Então, depois do Diário do Pedestre, do site tosco, da formação do Grupo Migos e Migas, do Blog Pensante, do Site Migos e Migas, do Informativo O Senhor da Canoa, meu desejo era produzir um jornal impresso. Ano 2005. Bolei um projeto para um jornal que se chamaria Folha Ubajarense e enviei para a Prefeitura. Meses depois recebi uma ligação do Prefeito. Conversamos e a ideia amadureceu. Nasceu o Jornal Folha Ubajarense versão impressa. Tive autorização para usar uma página para matérias aleatórias de interesse geral. Na edição em que eu publiquei a trajetória dos meninos da Banda Superid choveu gente na Prefeitura para pegar o jornal. Outra matéria que agradou a população foi ‘Tanajuras, as formigas comestíveis’. Eu cobria os eventos da Prefeitura, as inaugurações, corria a zona rural. Fotografava, fazia anotações, redigia as matérias, editava texto, fotos, diagramava no Corel Draw, ajudava na distribuição e selava os jornais que eram enviados pelos correios para ubajarenses que moram em outros estados. Eu fazia o trabalho de uma equipe. Não aconselho ninguém a fazer o mesmo, pode causar danos à saúde.

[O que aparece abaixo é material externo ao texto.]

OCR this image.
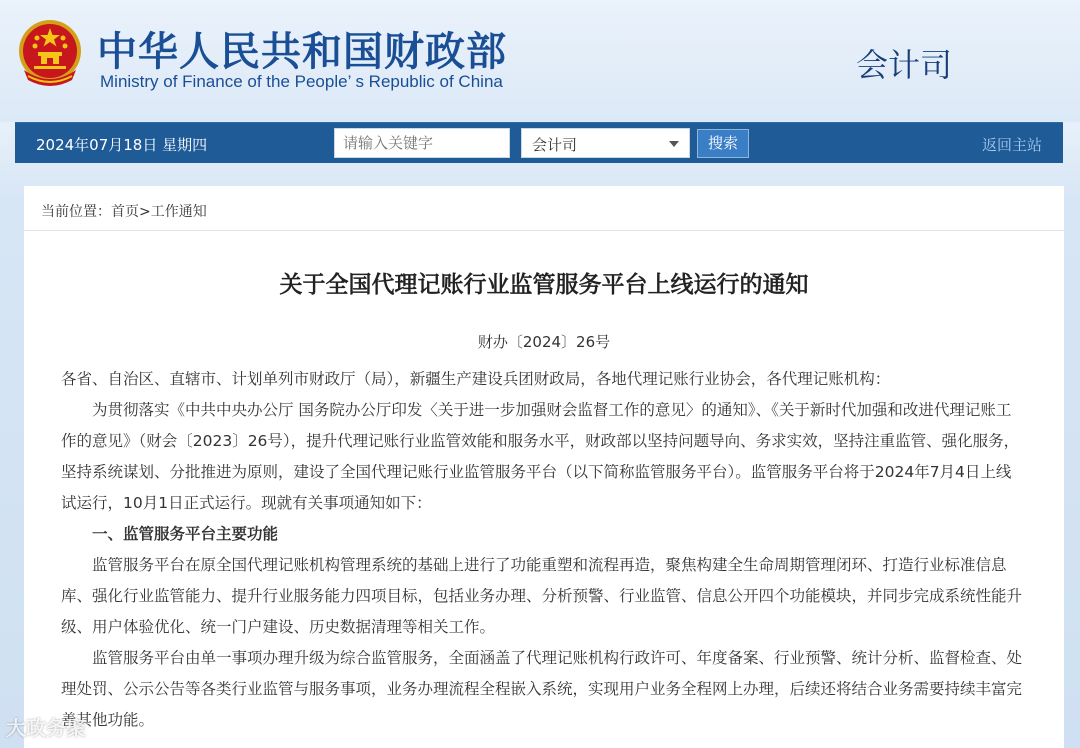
中华人民共和国财政部
Ministry of Finance of the People’ s Republic of China	会计司
2024年07月18日 星期四
请输入关键字	会计司	搜索	返回主站
当前位置：首页>工作通知
关于全国代理记账行业监管服务平台上线运行的通知
财办〔2024〕26号

各省、自治区、直辖市、计划单列市财政厅（局），新疆生产建设兵团财政局，各地代理记账行业协会，各代理记账机构：

为贯彻落实《中共中央办公厅 国务院办公厅印发〈关于进一步加强财会监督工作的意见〉的通知》、《关于新时代加强和改进代理记账工作的意见》（财会〔2023〕26号），提升代理记账行业监管效能和服务水平，财政部以坚持问题导向、务求实效，坚持注重监管、强化服务，坚持系统谋划、分批推进为原则，建设了全国代理记账行业监管服务平台（以下简称监管服务平台）。监管服务平台将于2024年7月4日上线试运行，10月1日正式运行。现就有关事项通知如下：

一、监管服务平台主要功能

监管服务平台在原全国代理记账机构管理系统的基础上进行了功能重塑和流程再造，聚焦构建全生命周期管理闭环、打造行业标准信息库、强化行业监管能力、提升行业服务能力四项目标，包括业务办理、分析预警、行业监管、信息公开四个功能模块，并同步完成系统性能升级、用户体验优化、统一门户建设、历史数据清理等相关工作。

监管服务平台由单一事项办理升级为综合监管服务，全面涵盖了代理记账机构行政许可、年度备案、行业预警、统计分析、监督检查、处理处罚、公示公告等各类行业监管与服务事项，业务办理流程全程嵌入系统，实现用户业务全程网上办理，后续还将结合业务需要持续丰富完善其他功能。

大政务聚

Anos depois a administração pública não renovou o contrato de serviços prestados. Nesse período eu quase deixei de ser a Monique Gomes para ser a Monique Cadê O Jornal?, pois eu ouvia essa frase a todo momento. Pensei na viabilidade de produzir um jornal independente e meti a cara. Produzia as matérias e paralelamente visitava os comerciantes para vender os anúncios – serviço gráfico é uma coisa bem cara para quem não pode pagar.  No início muita gente não entendeu o fato do jornal continuar com o mesmo nome, mas Jornal Folha Ubajarense é um projeto meu. Não tinha motivos para mudar. Então, se com a parceria da Prefeitura eu já fazia tudo, com a produção independente eu também tinha que correr o mundo para vender os anúncios. Foi muito cansativo fazer tudo sozinha. Eu precisava de uma pessoa que pudesse fazer as vendas enquanto eu trabalhava nas matérias, mas não encontrei essa alma. Então publiquei apenas seis edições. Móórreu o jornal.

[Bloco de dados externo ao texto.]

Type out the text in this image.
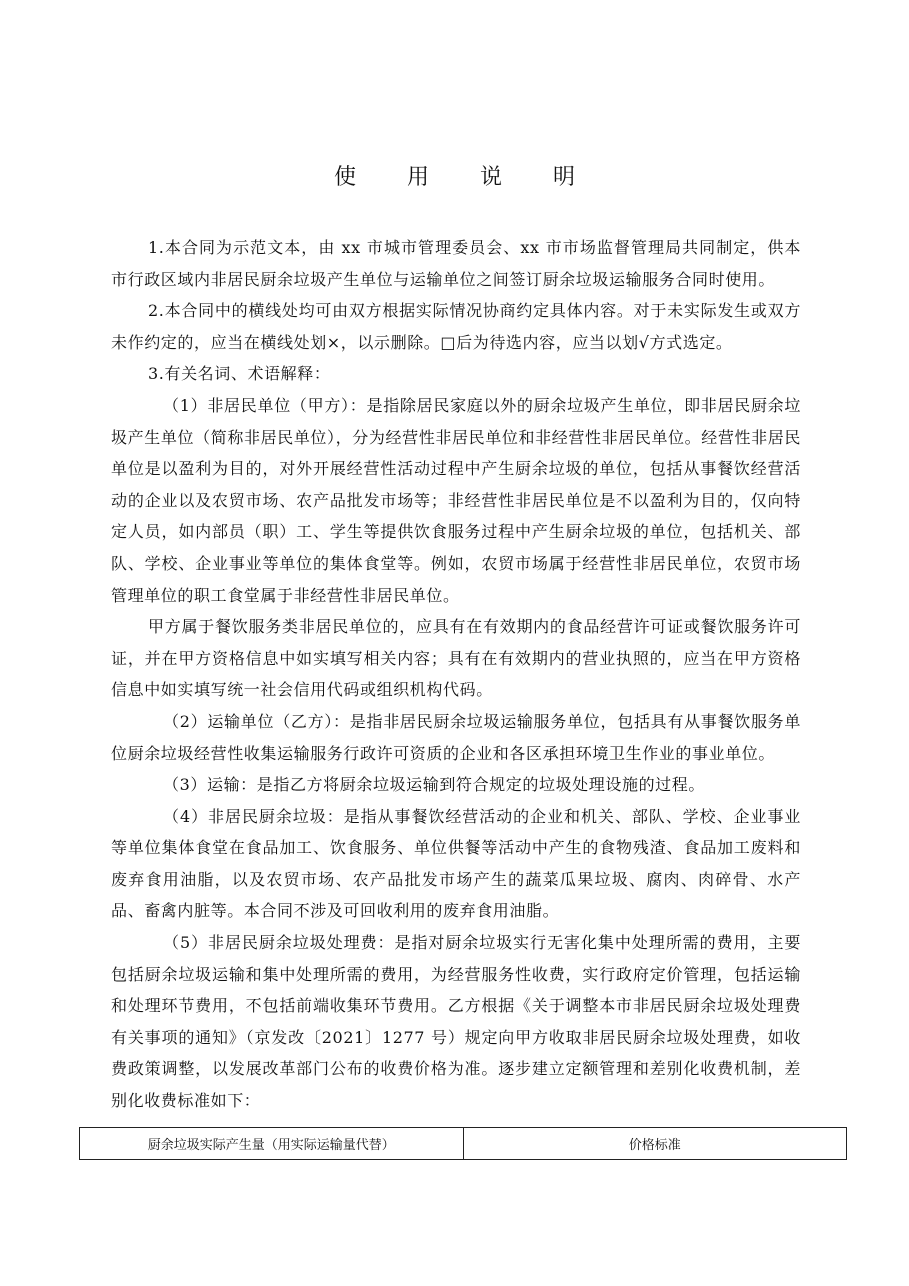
使 用 说 明

1.本合同为示范文本，由 xx 市城市管理委员会、xx 市市场监督管理局共同制定，供本市行政区域内非居民厨余垃圾产生单位与运输单位之间签订厨余垃圾运输服务合同时使用。

2.本合同中的横线处均可由双方根据实际情况协商约定具体内容。对于未实际发生或双方未作约定的，应当在横线处划×，以示删除。□后为待选内容，应当以划√方式选定。

3.有关名词、术语解释：

（1）非居民单位（甲方）：是指除居民家庭以外的厨余垃圾产生单位，即非居民厨余垃圾产生单位（简称非居民单位），分为经营性非居民单位和非经营性非居民单位。经营性非居民单位是以盈利为目的，对外开展经营性活动过程中产生厨余垃圾的单位，包括从事餐饮经营活动的企业以及农贸市场、农产品批发市场等；非经营性非居民单位是不以盈利为目的，仅向特定人员，如内部员（职）工、学生等提供饮食服务过程中产生厨余垃圾的单位，包括机关、部队、学校、企业事业等单位的集体食堂等。例如，农贸市场属于经营性非居民单位，农贸市场管理单位的职工食堂属于非经营性非居民单位。

甲方属于餐饮服务类非居民单位的，应具有在有效期内的食品经营许可证或餐饮服务许可证，并在甲方资格信息中如实填写相关内容；具有在有效期内的营业执照的，应当在甲方资格信息中如实填写统一社会信用代码或组织机构代码。

（2）运输单位（乙方）：是指非居民厨余垃圾运输服务单位，包括具有从事餐饮服务单位厨余垃圾经营性收集运输服务行政许可资质的企业和各区承担环境卫生作业的事业单位。

（3）运输：是指乙方将厨余垃圾运输到符合规定的垃圾处理设施的过程。

（4）非居民厨余垃圾：是指从事餐饮经营活动的企业和机关、部队、学校、企业事业等单位集体食堂在食品加工、饮食服务、单位供餐等活动中产生的食物残渣、食品加工废料和废弃食用油脂，以及农贸市场、农产品批发市场产生的蔬菜瓜果垃圾、腐肉、肉碎骨、水产品、畜禽内脏等。本合同不涉及可回收利用的废弃食用油脂。

（5）非居民厨余垃圾处理费：是指对厨余垃圾实行无害化集中处理所需的费用，主要包括厨余垃圾运输和集中处理所需的费用，为经营服务性收费，实行政府定价管理，包括运输和处理环节费用，不包括前端收集环节费用。乙方根据《关于调整本市非居民厨余垃圾处理费有关事项的通知》（京发改〔2021〕1277 号）规定向甲方收取非居民厨余垃圾处理费，如收费政策调整，以发展改革部门公布的收费价格为准。逐步建立定额管理和差别化收费机制，差别化收费标准如下：

厨余垃圾实际产生量（用实际运输量代替）	价格标准
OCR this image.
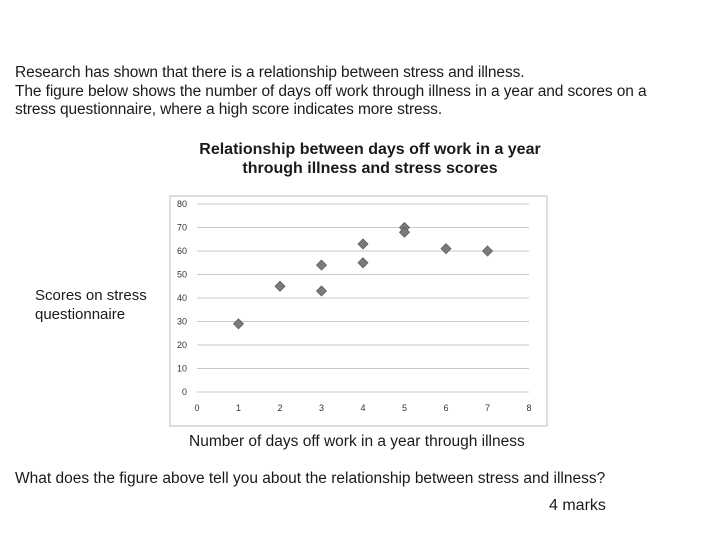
Research has shown that there is a relationship between stress and illness.

The figure below shows the number of days off work through illness in a year and scores on a

stress questionnaire, where a high score indicates more stress.

Relationship between days off work in a year
through illness and stress scores
Scores on stress
questionnaire
0
10
20
30
40
50
60
70
80
0	1	2	3	4	5	6	7	8
Number of days off work in a year through illness
What does the figure above tell you about the relationship between stress and illness?
4 marks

Mais uma vez entrou em cena a Monique Cadê O Jornal? Eu tentava sair do jornal, mas o jornal não queria sair de mim. Então eu pensei que seria possível desenvolver um site do Folha Ubajarense que mostrasse um jornalismo de qualidade, com compromisso, ética e seriedade – porque publicar algo assim no site Migos e Migas não era possível pelo perfil cômico do site…

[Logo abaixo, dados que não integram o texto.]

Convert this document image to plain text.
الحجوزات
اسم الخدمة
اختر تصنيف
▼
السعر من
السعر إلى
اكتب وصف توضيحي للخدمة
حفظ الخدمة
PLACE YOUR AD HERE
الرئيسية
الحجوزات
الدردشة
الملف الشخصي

Então, depois do Diário do Pedestre, do site tosco, da formação do Grupo Migos e Migas, do Blog Pensante, do Site Migos e Migas, do Informativo O Senhor da Canoa, do Jornal Folha Ubajarense impresso, nasceu o Jornal Folha Ubajarense online, no dia 20 de Agosto de 2009, depois de dias exaustivos de estudo e pesquisa. Meses depois eu estava cursando Jornalismo Socioambiental. Como amante do jornalismo, viver essa experiência é muito gratificante. Sem menosprezar os jornais impressos, mas o jornal online é um banco de dados que fica registrado para sempre. O feedback é imediato. Ninguém usa o jornal online para embrulhar sabão ou como forro para a casinha do cachorro e não é preciso pagar rios de dinheiro para a gráfica… Meu deus, como é bom ser livre para desbravar o mundo!

O nascimento do Jornal Folha Ubajarense, por Monique Gomes, Jornalista socioambiental pela DW Akademie, formada em Turismo e Hotelaria pela UVA, graduada em Letras/Português pela UFPB, repórter fotográfica, redatora, cronista.